Since researchers first discovered that bacterial immune systems can be manipulated to selectively alter the DNA of living things, CRISPR gene editing technology has been pushed through the boundaries of the cell wall limited. With CRISPR, scientists can excise and insert small pieces of DNA and even swap individual letters of the DNA to correct disease-causing genetic mutations. But – at least until now – all this cutting and pasting has occurred in cells.
A study published Thursday in CRISPR Journal shows how scientists at the Gene Editing Institute of Christiana Care Health System are published in Delaware CRISPR behind the barricade of the cell wall. They were able to rapidly make several changes to the genetic code by extracting DNA from human cells and placing it in a test tube, where a protein called Cpf1 penetrated the DNA and paved the way for CRISPR to process.
But why? do you want to do something like that? Previous CRISPR tools limit gene editing to short DNA snippets within a single gene. Extracting the DNA from the cell could allow multiple manipulations simultaneously.
In short, according to the authors of the study, this could make a valuable contribution to cancer diagnosis, to the replication of exact genetic mutations in the tumors of individual cancer patients, and to the precise identification of the type of cancer that a patient needs for targeted development.

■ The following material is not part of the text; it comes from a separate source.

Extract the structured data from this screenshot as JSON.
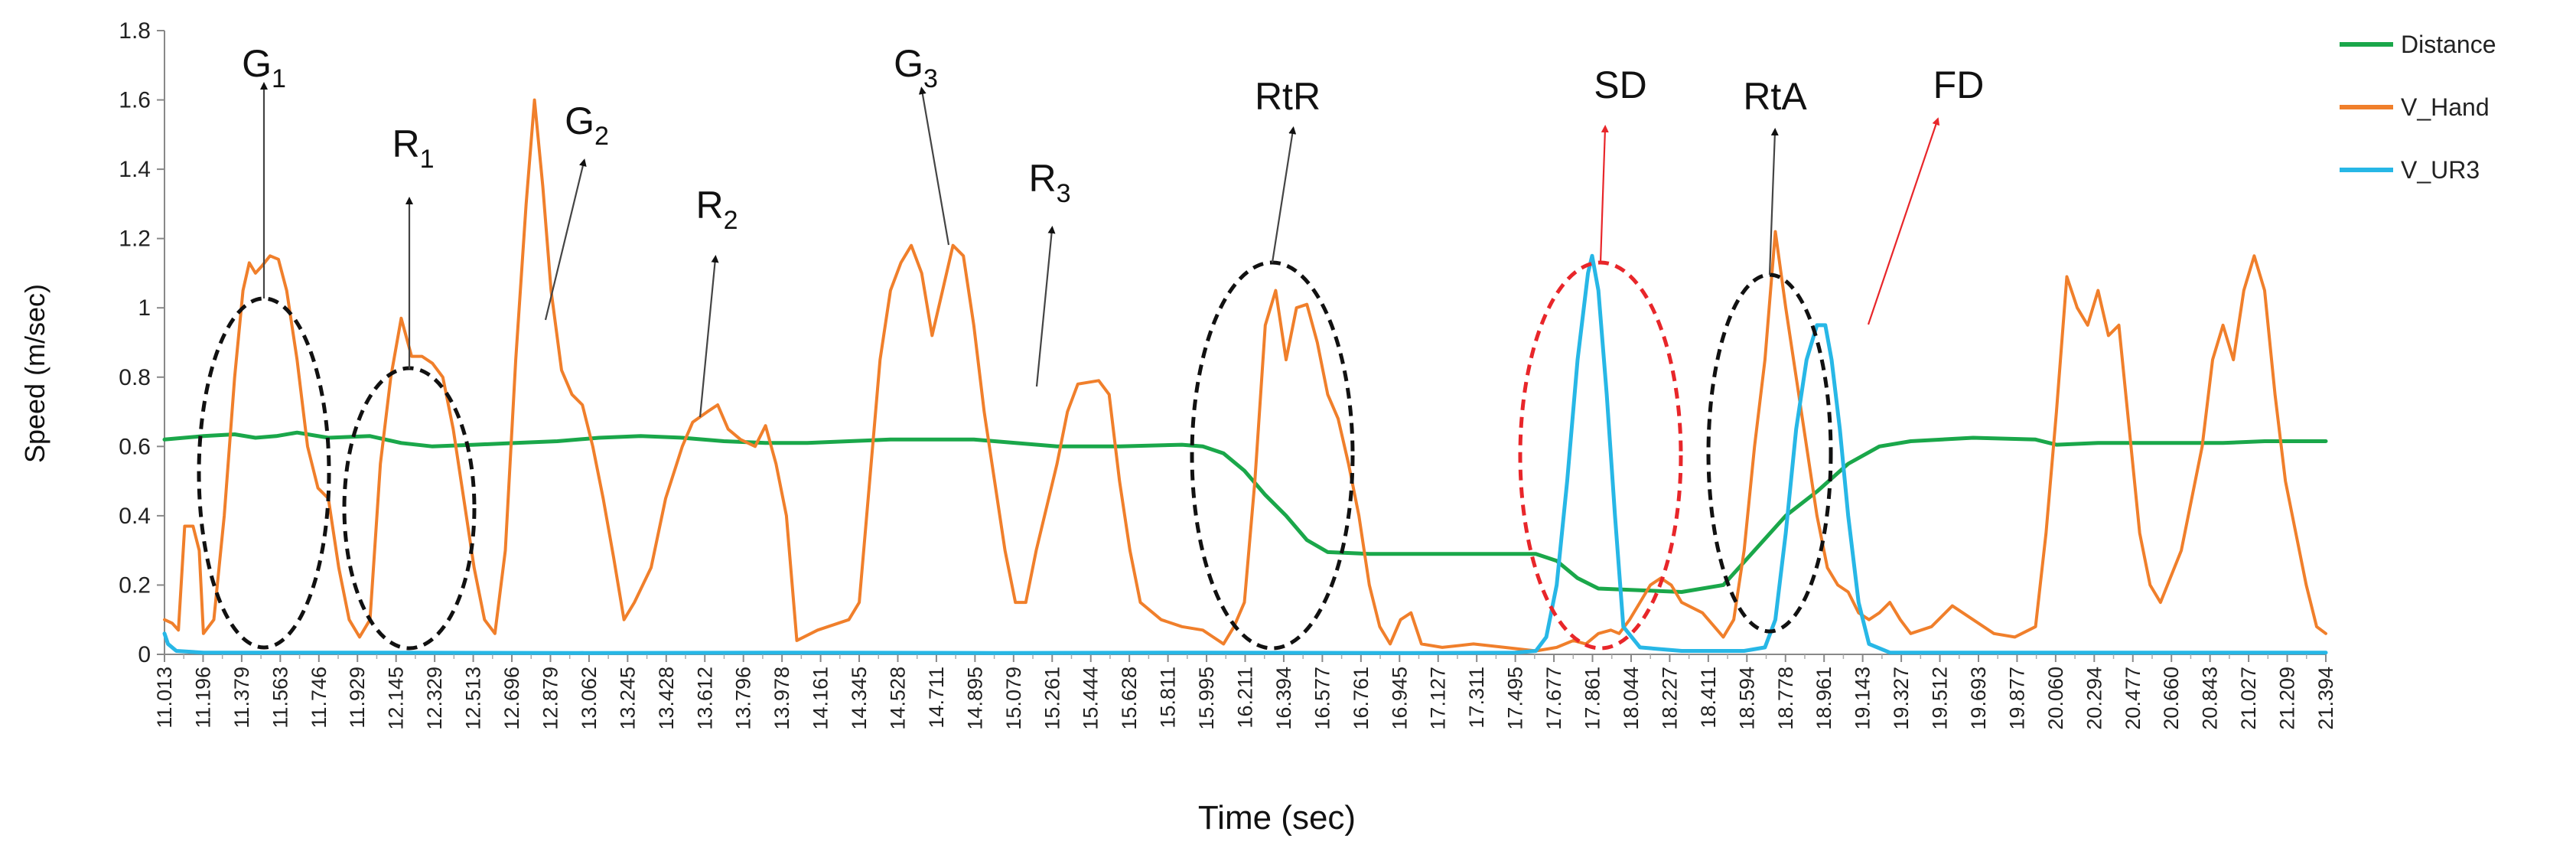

Researchers are already working on commercializing such a diagnostic tool. More importantly, however, the new technology could also pave the way for new gene-editing technologies that allow the removal and replacement of entire defective genes, not just small DNA snippets.
That could greatly enhance the usefulness of CRISPR. While the technology is promising to cure diseases such as sickle cell anemia, which is caused by a one-letter mutation, more complex diseases seem to be out of reach. This new technology could eventually change that.
But the breakthrough also addresses the breadth of CRISPR technologies that arrived in laboratories last year. The new tool relies on an enzyme known as Cpf1 instead of Cas9, the enzyme that is typically paired with the CRISPR system to cut DNA. The discovery of new CRISPR enzymes has helped to create a wealth of new uses for the technology. For example, while Cas9 results in blunt ends as it cuts through DNA, Cpf1 produces sticky ends that make it more suitable to remove larger chunks of the genetic code.
The ability to cut outside the cell, researchers said also reveal more about the secret of how CRISPR actually works to modify the genome.
Recently, work with various enzymes has led to breakthroughs, including editing of the epigenome instead of changes to the DNA itself and the use of CRISPR to diagnose disease.
Such studies point to the power and potential of CRISPR – not just as a tool to change the genome, but as a multifunctional powerhouse with applications we have not even imagined.